How and why a [Bu4P][Im]/CO2 system efficiently catalyzes the hydration of propargylic alcohols to α-hydroxy ketones: electrostatically controlled reactivity

Abstract

Density functional theory calculations have been performed to understand the intriguing experimental observations on the hydration of propargylic alcohols to α-hydroxy ketones catalyzed by task-specific ionic liquids (ILs) and CO₂. Focusing on a representative propargylic alcohol, 2-methylbut-3-yn-2-ol, we explored its hydration mechanism and the catalytic reactivities of different ILs towards the reaction in detail. The calculated results show the electrostatically controlled character of the reaction, where the reactivity depends on not only the anion's own nature but also its counterion cation that can regulate and control the anion basicity via electrostatic and H-bonding interactions.

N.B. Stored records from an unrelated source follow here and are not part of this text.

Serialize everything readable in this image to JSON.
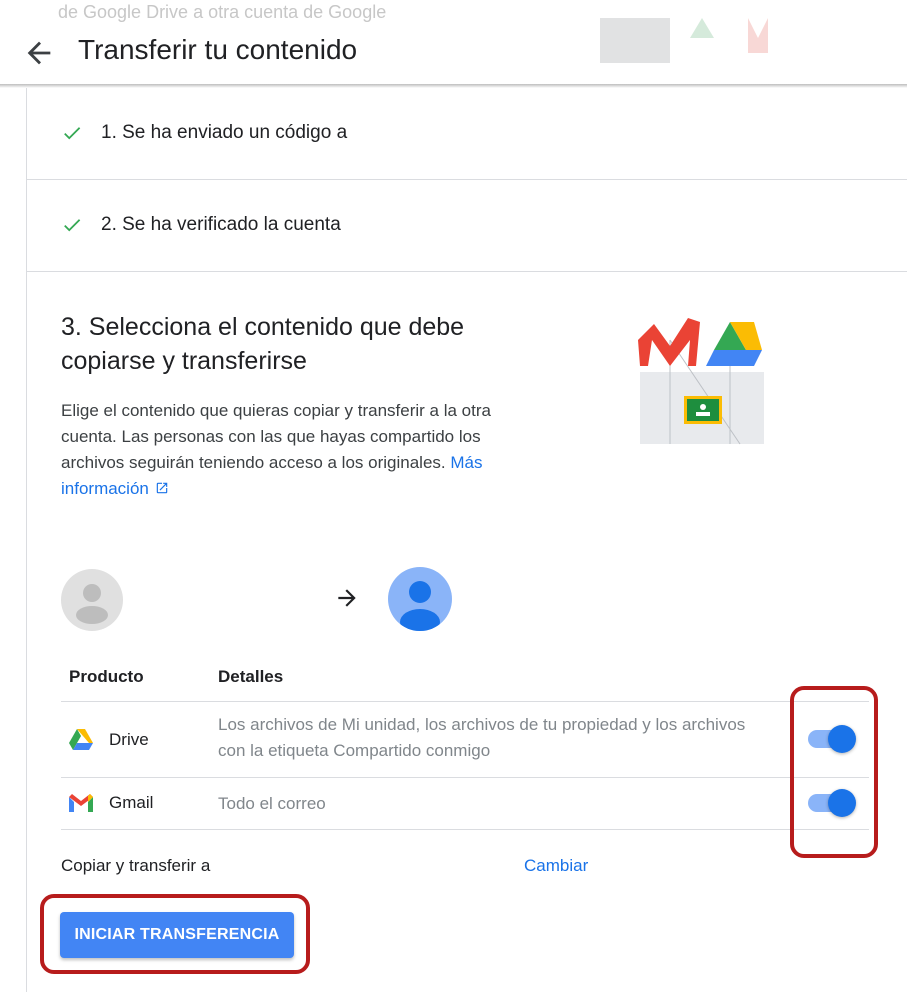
{
  "background": {
    "faded_text": "de Google Drive a otra cuenta de Google"
  },
  "header": {
    "back_icon": "arrow-back-icon",
    "title": "Transferir tu contenido"
  },
  "steps": [
    {
      "label": "1. Se ha enviado un código a",
      "icon": "check-icon"
    },
    {
      "label": "2. Se ha verificado la cuenta",
      "icon": "check-icon"
    }
  ],
  "step3": {
    "title": "3. Selecciona el contenido que debe copiarse y transferirse",
    "description": "Elige el contenido que quieras copiar y transferir a la otra cuenta. Las personas con las que hayas compartido los archivos seguirán teniendo acceso a los originales.",
    "more_info_link": "Más información"
  },
  "table": {
    "headers": {
      "product": "Producto",
      "details": "Detalles"
    },
    "rows": [
      {
        "product": "Drive",
        "details": "Los archivos de Mi unidad, los archivos de tu propiedad y los archivos con la etiqueta Compartido conmigo",
        "enabled": true,
        "icon": "google-drive-icon"
      },
      {
        "product": "Gmail",
        "details": "Todo el correo",
        "enabled": true,
        "icon": "gmail-icon"
      }
    ]
  },
  "transfer": {
    "copy_to_label": "Copiar y transferir a",
    "change_link": "Cambiar",
    "start_button": "INICIAR TRANSFERENCIA"
  },
  "colors": {
    "accent": "#1a73e8",
    "button": "#4285f4",
    "check": "#34a853",
    "highlight": "#b71c1c"
  }
}
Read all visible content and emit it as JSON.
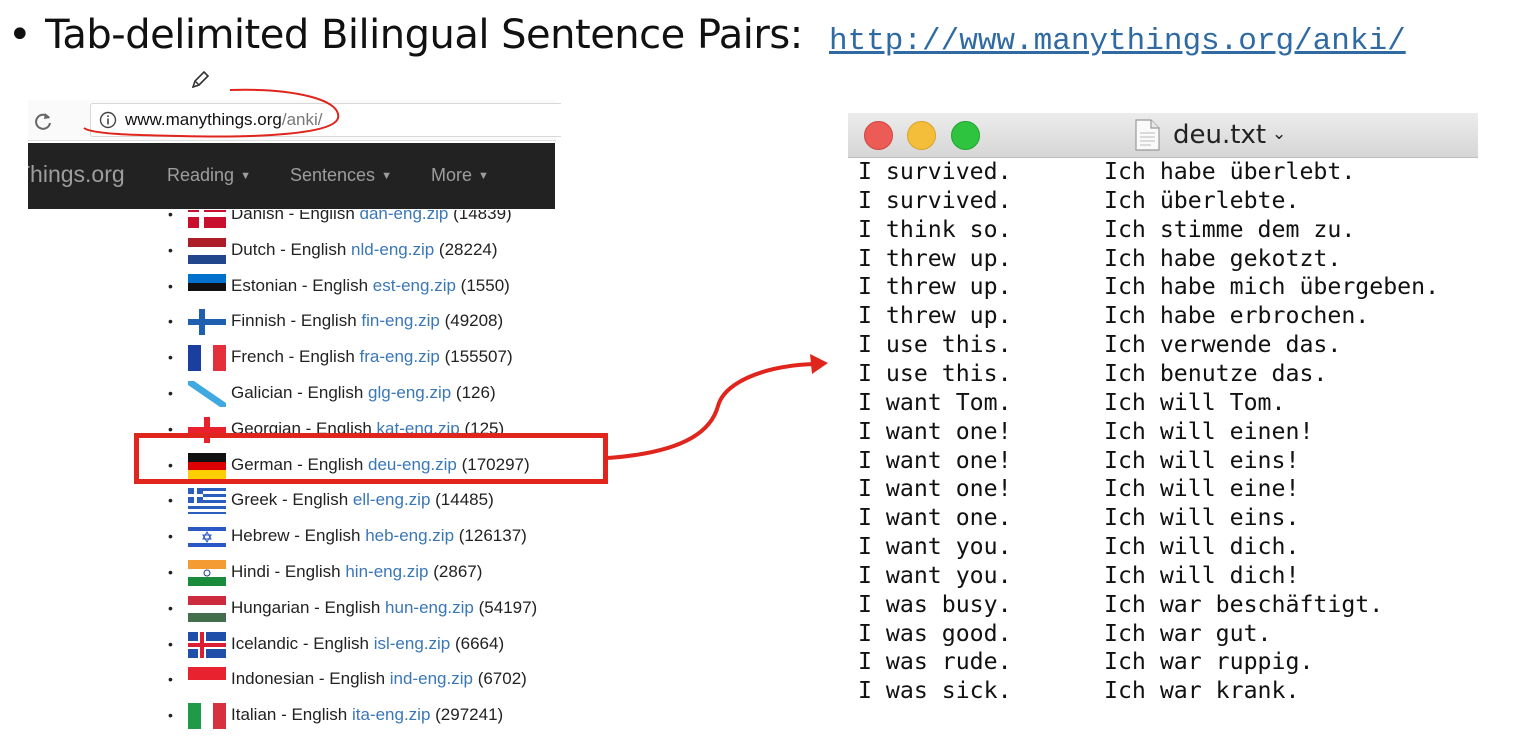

The reaction is proposed to proceed via an energetically viable mechanism that features the initial addition of CO₂ to the hydroxyl group of the propargylic alcohol with assistance of the IL anion as a proton acceptor. The different catalytic performances of several ILs are attributed to their different proton-accepting capabilities. The best catalytic performance of [Bu₄P][Im] is ascribed to its most efficient proton-accepting properties. The theoretical results provide a foundation for exploiting the controlled synthesis of α-hydroxy ketones as well as cyclic carbonates and oxazolidinones from the hydration of propargylic alcohols or propargylic amines.